Reasons to celebrate?
What are the implications of pitching this potentially scene-changing opportunity as simply yet another ‘celebration’.
IN just over a couple of weeks, Valletta will officially become European Capital of Culturein 2018. The fruits of this particular labour having survived – in altered, some may even say mangled, form – across various elections and successive governments since 2011, it comes with both cultural and political baggage. Baggage whose weight of expectation hangs heavy on the backs of various “creative practitioners” on the island; to say nothing of the Foundation whose job it is to ensure that not only does the year run richly and smoothly, but that the event secures a much-vaunted “legacy” for the island’s way of doing things when it comes to arts and culture.

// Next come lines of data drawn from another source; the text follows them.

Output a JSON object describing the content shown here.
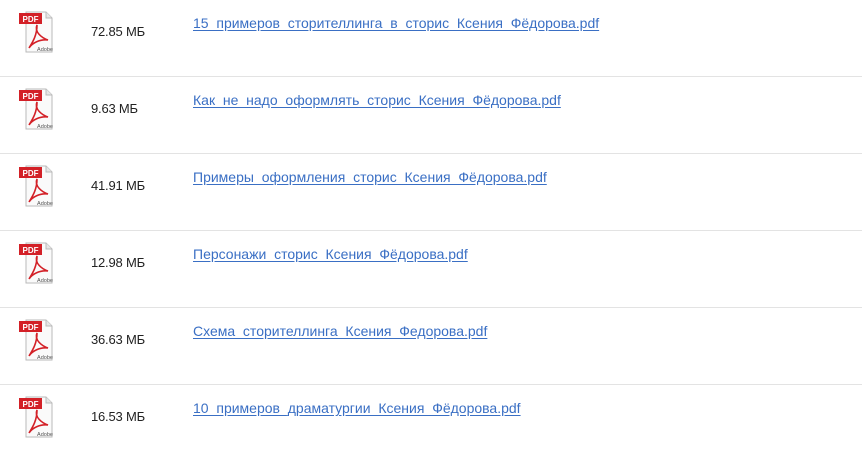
{
  "files": [
    {
      "icon": "pdf-adobe-icon",
      "badge": "PDF",
      "brand": "Adobe",
      "size": "72.85 МБ",
      "name": "15_примеров_сторителлинга_в_сторис_Ксения_Фёдорова.pdf"
    },
    {
      "icon": "pdf-adobe-icon",
      "badge": "PDF",
      "brand": "Adobe",
      "size": "9.63 МБ",
      "name": "Как_не_надо_оформлять_сторис_Ксения_Фёдорова.pdf"
    },
    {
      "icon": "pdf-adobe-icon",
      "badge": "PDF",
      "brand": "Adobe",
      "size": "41.91 МБ",
      "name": "Примеры_оформления_сторис_Ксения_Фёдорова.pdf"
    },
    {
      "icon": "pdf-adobe-icon",
      "badge": "PDF",
      "brand": "Adobe",
      "size": "12.98 МБ",
      "name": "Персонажи_сторис_Ксения_Фёдорова.pdf"
    },
    {
      "icon": "pdf-adobe-icon",
      "badge": "PDF",
      "brand": "Adobe",
      "size": "36.63 МБ",
      "name": "Схема_сторителлинга_Ксения_Федорова.pdf"
    },
    {
      "icon": "pdf-adobe-icon",
      "badge": "PDF",
      "brand": "Adobe",
      "size": "16.53 МБ",
      "name": "10_примеров_драматургии_Ксения_Фёдорова.pdf"
    }
  ],
  "colors": {
    "link": "#3a6fc4",
    "pdf_red": "#d32027",
    "divider": "#e3e3e3"
  }
}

Having first submitted its bid in 2011 – the same year in which the Valletta 2018 Foundation was first set up – the city and, by extension, Malta, has since shifted its approach to what we should aim for when the time comes, many times over. From the idea of seven ‘artistic programme directors’ putting in motion a cultural programme overseen by accomplished composer Wayne Marshall – dissolved immediately in favour of a more stratified approach following a change in government in 2013, which resulted in the controversial appointment of Jason Micallef as the Foundation’s Chairman – to the equally controversial appointment of infamously boisterous film producer Mario Philip Azzopardi as its erstwhile Artistic Director (it later turned out he would only be in charge of a number of “large projects”), the Foundation has had its ups and downs in terms of public perception. But as the fateful year edges very closely on the horizon, it seems that the Foundation has chosen to flatten – if not outright dissolve – all the seams and contradictions that it’s been blighted with since Valletta’s ‘EcoC’ bid was first submitted in 2011 (to be confirmed in 2013).